In terms of duration, if you had all your ducks in a row, it would take a week to wrestle the firewall resources, move cables around, etc.

In terms of maintenance, it doesn't take too much maintenance. The SOC is basically very low maintenance. When they alert you, they need someone to talk to who has administrator access and can deal with the problem. They'll help you deal with the problem, but they don't deal with it for you. They still need on-the-ground company staff to actually take the actions needed to shut down a breach. Normally, we don't have to do much unless they indicate that there has been a compromise, which is fairly rare. It is kind of an all-or-nothing thing. You either have it, or you don't. We may fine-tune it, but it is just there in the background almost invisible, and then they tell you if there is a problem.

We had a consultant for the firewall configuration and the switch configuration. Our experience with them was fine. They manage our Cisco switches and firewalls. They were good.

It is difficult to know. If they managed to stop a major breach that we evaluate as really bad, they might have saved us $4 million, but there is no way to know. Did we prevent something from happening because we were on our toes or because they have a good risk management solution that helped us figure out the vulnerability and be proactive and avoid it altogether? It is hard to know whether they prevented something or not. It is like insurance.

I would rate Arctic Wolf AWN CyberSOC a nine out of ten.

We host many of our customers on the Arctic Wolf subseries in order to manage security events. We receive notifications and take appropriate action in terms of particular proper authentication. We also notify users if there are issues related to their access. We can login remotely. I'm the senior manager in our company. 

The product increases security for any company by detecting malware and preventing access to risky websites. 

Security protection is the best feature of this product. We get alarms or notifications when unauthorized access occurs. It's the reason we subscribe to the service and it's a user friendly product. 

I think the response time could be improved. It can sometimes take up to an hour to get notification of a problem and that's a long time. We currently report to users directly from our own dashboard. It would be helpful if they'd include a feature that would go directly to reports which would reduce the time between detection and communicating to industry partners.

Stability is good. Once we deploy it, it just works. 

Technical support falls somewhere between average and good, but we haven't had any major event to be able to evaluate this fully. 

We previously used a different solution but that was a couple of years ago and I can't recall the name. It was a startup company and the solution was not good. Response time was very poor. 

The initial setup is somewhat complex and requires deployment of hardware and software. Deployment time depends on the number of elements involved. If we have to configure 50 elements to deploy one box it can take up to three weeks. It requires planning. 

I believe the ROI is a reduced risk and a smaller team required for monitoring security operations. It doesn't require skilled resources to manage configuration.

Licensing is paid monthly with an annual contract which we can upgrade as needed. It's based on the number of users and number of elements. It's a fixed monthly rate based on the number of elements. It's pay-per-use. There are no additional costs. 

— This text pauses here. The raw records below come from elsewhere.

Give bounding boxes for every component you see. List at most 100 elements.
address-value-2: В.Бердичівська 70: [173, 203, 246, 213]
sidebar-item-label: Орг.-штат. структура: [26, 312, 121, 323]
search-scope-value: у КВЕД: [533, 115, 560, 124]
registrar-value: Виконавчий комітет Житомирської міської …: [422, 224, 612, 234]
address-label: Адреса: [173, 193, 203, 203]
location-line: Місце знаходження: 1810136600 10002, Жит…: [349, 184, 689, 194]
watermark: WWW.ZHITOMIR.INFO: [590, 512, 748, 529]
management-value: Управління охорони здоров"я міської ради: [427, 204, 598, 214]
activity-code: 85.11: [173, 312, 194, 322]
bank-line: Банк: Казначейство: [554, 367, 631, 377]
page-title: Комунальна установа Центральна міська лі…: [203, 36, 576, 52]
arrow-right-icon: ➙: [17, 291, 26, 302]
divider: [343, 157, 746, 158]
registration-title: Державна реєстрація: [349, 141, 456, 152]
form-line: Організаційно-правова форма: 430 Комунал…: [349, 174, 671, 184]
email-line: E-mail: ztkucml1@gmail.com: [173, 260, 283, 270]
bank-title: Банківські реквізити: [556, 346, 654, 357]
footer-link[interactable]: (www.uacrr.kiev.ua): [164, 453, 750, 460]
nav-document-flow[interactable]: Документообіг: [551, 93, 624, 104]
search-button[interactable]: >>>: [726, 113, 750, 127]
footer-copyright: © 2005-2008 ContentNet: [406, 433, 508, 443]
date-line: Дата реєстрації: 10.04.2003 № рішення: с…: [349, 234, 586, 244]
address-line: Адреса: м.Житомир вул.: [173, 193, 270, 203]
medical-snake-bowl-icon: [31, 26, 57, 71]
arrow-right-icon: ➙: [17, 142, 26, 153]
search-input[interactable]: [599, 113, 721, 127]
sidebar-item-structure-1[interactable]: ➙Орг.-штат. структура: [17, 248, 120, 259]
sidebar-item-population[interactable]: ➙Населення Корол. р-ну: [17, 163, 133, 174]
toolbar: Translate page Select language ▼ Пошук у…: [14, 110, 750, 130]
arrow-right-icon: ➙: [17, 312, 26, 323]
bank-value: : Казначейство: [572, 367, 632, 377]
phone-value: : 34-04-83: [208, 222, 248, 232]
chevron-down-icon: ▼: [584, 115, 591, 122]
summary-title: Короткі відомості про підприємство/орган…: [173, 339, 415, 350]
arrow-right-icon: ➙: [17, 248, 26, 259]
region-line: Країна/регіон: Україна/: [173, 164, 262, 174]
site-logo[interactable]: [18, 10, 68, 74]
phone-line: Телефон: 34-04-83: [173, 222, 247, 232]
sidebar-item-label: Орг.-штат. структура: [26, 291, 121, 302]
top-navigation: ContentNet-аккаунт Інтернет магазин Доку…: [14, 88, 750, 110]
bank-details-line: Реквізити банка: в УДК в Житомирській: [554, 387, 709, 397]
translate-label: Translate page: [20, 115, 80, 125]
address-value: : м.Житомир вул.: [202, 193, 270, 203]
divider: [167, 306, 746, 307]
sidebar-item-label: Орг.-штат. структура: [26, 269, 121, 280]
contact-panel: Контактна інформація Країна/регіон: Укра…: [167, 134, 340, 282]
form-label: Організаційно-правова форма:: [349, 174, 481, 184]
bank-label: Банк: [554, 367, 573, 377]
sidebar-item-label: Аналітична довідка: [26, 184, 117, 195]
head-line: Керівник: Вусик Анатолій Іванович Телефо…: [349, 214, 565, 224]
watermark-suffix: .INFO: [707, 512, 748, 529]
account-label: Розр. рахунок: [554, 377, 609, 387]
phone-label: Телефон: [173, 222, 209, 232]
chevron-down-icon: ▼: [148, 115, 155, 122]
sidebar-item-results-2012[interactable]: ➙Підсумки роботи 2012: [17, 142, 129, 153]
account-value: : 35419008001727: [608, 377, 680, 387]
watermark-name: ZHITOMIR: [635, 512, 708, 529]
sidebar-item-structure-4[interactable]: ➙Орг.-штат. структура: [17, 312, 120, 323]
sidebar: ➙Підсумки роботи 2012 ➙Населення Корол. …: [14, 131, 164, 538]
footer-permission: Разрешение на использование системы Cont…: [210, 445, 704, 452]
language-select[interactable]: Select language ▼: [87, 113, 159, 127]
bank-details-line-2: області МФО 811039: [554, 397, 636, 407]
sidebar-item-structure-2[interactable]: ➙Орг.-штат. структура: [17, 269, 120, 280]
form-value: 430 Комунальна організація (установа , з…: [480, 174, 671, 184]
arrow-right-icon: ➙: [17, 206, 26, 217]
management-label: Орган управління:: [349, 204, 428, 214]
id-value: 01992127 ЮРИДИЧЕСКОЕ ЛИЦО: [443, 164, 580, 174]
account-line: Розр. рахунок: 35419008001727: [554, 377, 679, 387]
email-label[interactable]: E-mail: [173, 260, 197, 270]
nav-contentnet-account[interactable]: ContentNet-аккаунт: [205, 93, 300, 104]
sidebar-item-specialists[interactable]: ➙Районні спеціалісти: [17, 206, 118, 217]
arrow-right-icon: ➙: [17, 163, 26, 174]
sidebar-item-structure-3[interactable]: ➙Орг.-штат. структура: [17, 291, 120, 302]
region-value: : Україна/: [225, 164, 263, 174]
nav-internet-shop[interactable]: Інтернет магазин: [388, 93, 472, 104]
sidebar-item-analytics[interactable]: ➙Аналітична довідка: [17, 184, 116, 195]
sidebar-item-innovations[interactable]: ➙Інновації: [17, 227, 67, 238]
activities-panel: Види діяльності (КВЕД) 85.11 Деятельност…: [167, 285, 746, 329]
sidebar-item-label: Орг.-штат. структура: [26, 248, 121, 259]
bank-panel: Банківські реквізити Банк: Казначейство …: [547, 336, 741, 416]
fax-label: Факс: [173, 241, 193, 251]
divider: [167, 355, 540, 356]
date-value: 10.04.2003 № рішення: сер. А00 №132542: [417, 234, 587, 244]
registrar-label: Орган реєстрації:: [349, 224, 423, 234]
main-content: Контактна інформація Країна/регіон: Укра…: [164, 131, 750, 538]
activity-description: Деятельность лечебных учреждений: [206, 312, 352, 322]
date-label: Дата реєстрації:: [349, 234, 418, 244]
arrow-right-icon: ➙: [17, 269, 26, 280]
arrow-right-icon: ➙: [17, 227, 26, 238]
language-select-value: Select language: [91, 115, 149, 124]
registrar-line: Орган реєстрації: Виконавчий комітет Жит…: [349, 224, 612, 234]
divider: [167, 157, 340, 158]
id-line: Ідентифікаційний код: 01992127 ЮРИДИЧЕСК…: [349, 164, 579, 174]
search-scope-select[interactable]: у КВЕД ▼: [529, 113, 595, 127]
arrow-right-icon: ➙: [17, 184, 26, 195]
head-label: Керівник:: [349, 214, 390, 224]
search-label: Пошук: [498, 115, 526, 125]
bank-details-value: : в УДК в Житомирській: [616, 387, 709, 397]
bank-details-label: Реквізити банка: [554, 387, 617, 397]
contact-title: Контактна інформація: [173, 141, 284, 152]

The management of this product requires a specialized skill. There are many complexities around deploying that consume a lot of time and effort. However, if you're highly security conscious, Arctic Wolf does a good job detecting incidents that come to your notice through your MSP partners. It's a choice between how critical security is for you. For large companies with high security requirements, it would make sense to have it in the cabinet.

I rate this solution a seven out of 10.